Pour mettre un terme à cette aberration qui donne la priorité à des réponses nationales face à des menaces pesant sur la communauté, l'idée de la mise en place du système PNR est mise en avant de façon récurrente. Le PNR (Passenger Name Record) regroupe l'ensemble des données personnelles concernant tous les détails d'un voyage pour des passagers voyageant ensemble. Mais cette base de données tarde à voir le jour en raison des divergences entre les Etats membres liées à la protection de la vie privée. Même l'agence européenne Frontex chargée d'assurer la gestion de la coopération opérationnelle aux frontières extérieures des États membres de l'Union européenne n'échappe pas à la diatribe. Depuis la crise migratoire, l'agence se fait dédaigner, surtout après les deux naufrages du douze et du dix-neuf avril 2015 en Méditerranée, qui ont fait plus de mille deux cents morts, en dépit de la mise en place de l'opération Triton. Ce qui amena des personnalités et des organisations non gouvernementales à dénoncer les activités de Frontex, les considérant non conformes aux droits fondamentaux.

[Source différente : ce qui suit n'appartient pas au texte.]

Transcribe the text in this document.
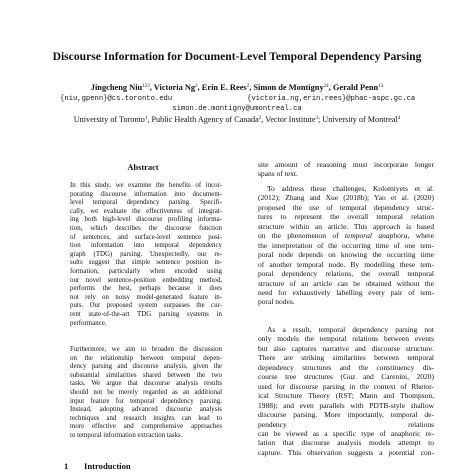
Discourse Information for Document-Level Temporal Dependency Parsing
Jingcheng Niu$^{123}$, Victoria Ng$^2$, Erin E. Rees$^2$, Simon de Montigny$^{24}$, Gerald Penn$^{13}$
{niu,gpenn}@cs.toronto.edu	{victoria.ng,erin.rees}@phac-aspc.gc.ca
simon.de.montigny@umontreal.ca
University of Toronto$^1$, Public Health Agency of Canada$^2$, Vector Institute$^3$; University of Montreal$^4$
Abstract
In this study, we examine the benefits of incor-
porating discourse information into document-
level temporal dependency parsing. Specifi-
cally, we evaluate the effectiveness of integrat-
ing both high-level discourse profiling informa-
tion, which describes the discourse function
of sentences, and surface-level sentence posi-
tion information into temporal dependency
graph (TDG) parsing. Unexpectedly, our re-
sults suggest that simple sentence position in-
formation, particularly when encoded using
our novel sentence-position embedding method,
performs the best, perhaps because it does
not rely on noisy model-generated feature in-
puts. Our proposed system surpasses the cur-
rent state-of-the-art TDG parsing systems in
performance.
Furthermore, we aim to broaden the discussion
on the relationship between temporal depen-
dency parsing and discourse analysis, given the
substantial similarities shared between the two
tasks. We argue that discourse analysis results
should not be merely regarded as an additional
input feature for temporal dependency parsing.
Instead, adopting advanced discourse analysis
techniques and research insights can lead to
more effective and comprehensive approaches
to temporal information extraction tasks.
1 Introduction
site amount of reasoning must incorporate longer
spans of text.
To address these challenges, Kolomiyets et al.
(2012); Zhang and Xue (2018b); Yao et al. (2020)
proposed the use of temporal dependency struc-
tures to represent the overall temporal relation
structure within an article. This approach is based
on the phenomenon of temporal anaphora, where
the interpretation of the occurring time of one tem-
poral node depends on knowing the occurring time
of another temporal node. By modelling these tem-
poral dependency relations, the overall temporal
structure of an article can be obtained without the
need for exhaustively labelling every pair of tem-
poral nodes.
As a result, temporal dependency parsing not
only models the temporal relations between events
but also captures narrative and discourse structure.
There are striking similarities between temporal
dependency structures and the constituency dis-
course tree structures (Guz and Carenini, 2020)
used for discourse parsing in the context of Rhetor-
ical Structure Theory (RST; Mann and Thompson,
1988); and even parallels with PDTB-style shallow
discourse parsing. More importantly, temporal de-
pendency relations
can be viewed as a specific type of anaphoric re-
lation that discourse analysis models attempt to
capture. This observation suggests a potential con-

Mais les effets induits par la crise migratoire et la détérioration de la sécurité ne sont pas les seuls éléments qui constituent le tournant dans l'histoire de l'Union européenne. Monopolisant les actualités se rapportant à l'Union européenne, ces évènements mettent sous le boisseau d'autres aux conséquences non moins fâcheuses. Ainsi, les élections électorales prévues dans quelques pays dans les mois prochains et les conditions de la mise en œuvre de l'accord entre l'Union européenne et la Turquie sont tout aussi déterminants pour l'avenir de l'Europe.

La menace du Brexit :

Abréviation de «British Exit», la menace du Brexit pèse comme une épée de Damoclès sur l'Union européenne depuis 2015, au plus fort moment de la crise grecque. Evoquant l'hypothèse d'une sortie du Royaume-Uni de l'Union européenne, le Premier ministre David Cameron a trouvé un compromis avec l'Union européenne pour défendre le maintien du Royaume-Uni au sein de l'Union européenne, lors du référendum prévu le vingt-trois juin 2016. Après d'âpres négociations, le Royaume-Uni a obtenu le statut spécial qu'il exigeait à cor et à cri depuis près d'une année. Mais ce statut spécial fait craindre l'émergence d'une Europe « à la carte », car certains Etats comme le Danemark et la Hongrie s'interrogent déjà sur la possibilité d'obtenir un pareil traitement de faveur. Qu'est-ce qui fait donc du Royaume-Uni un membre « spécial » de l'Union européenne ?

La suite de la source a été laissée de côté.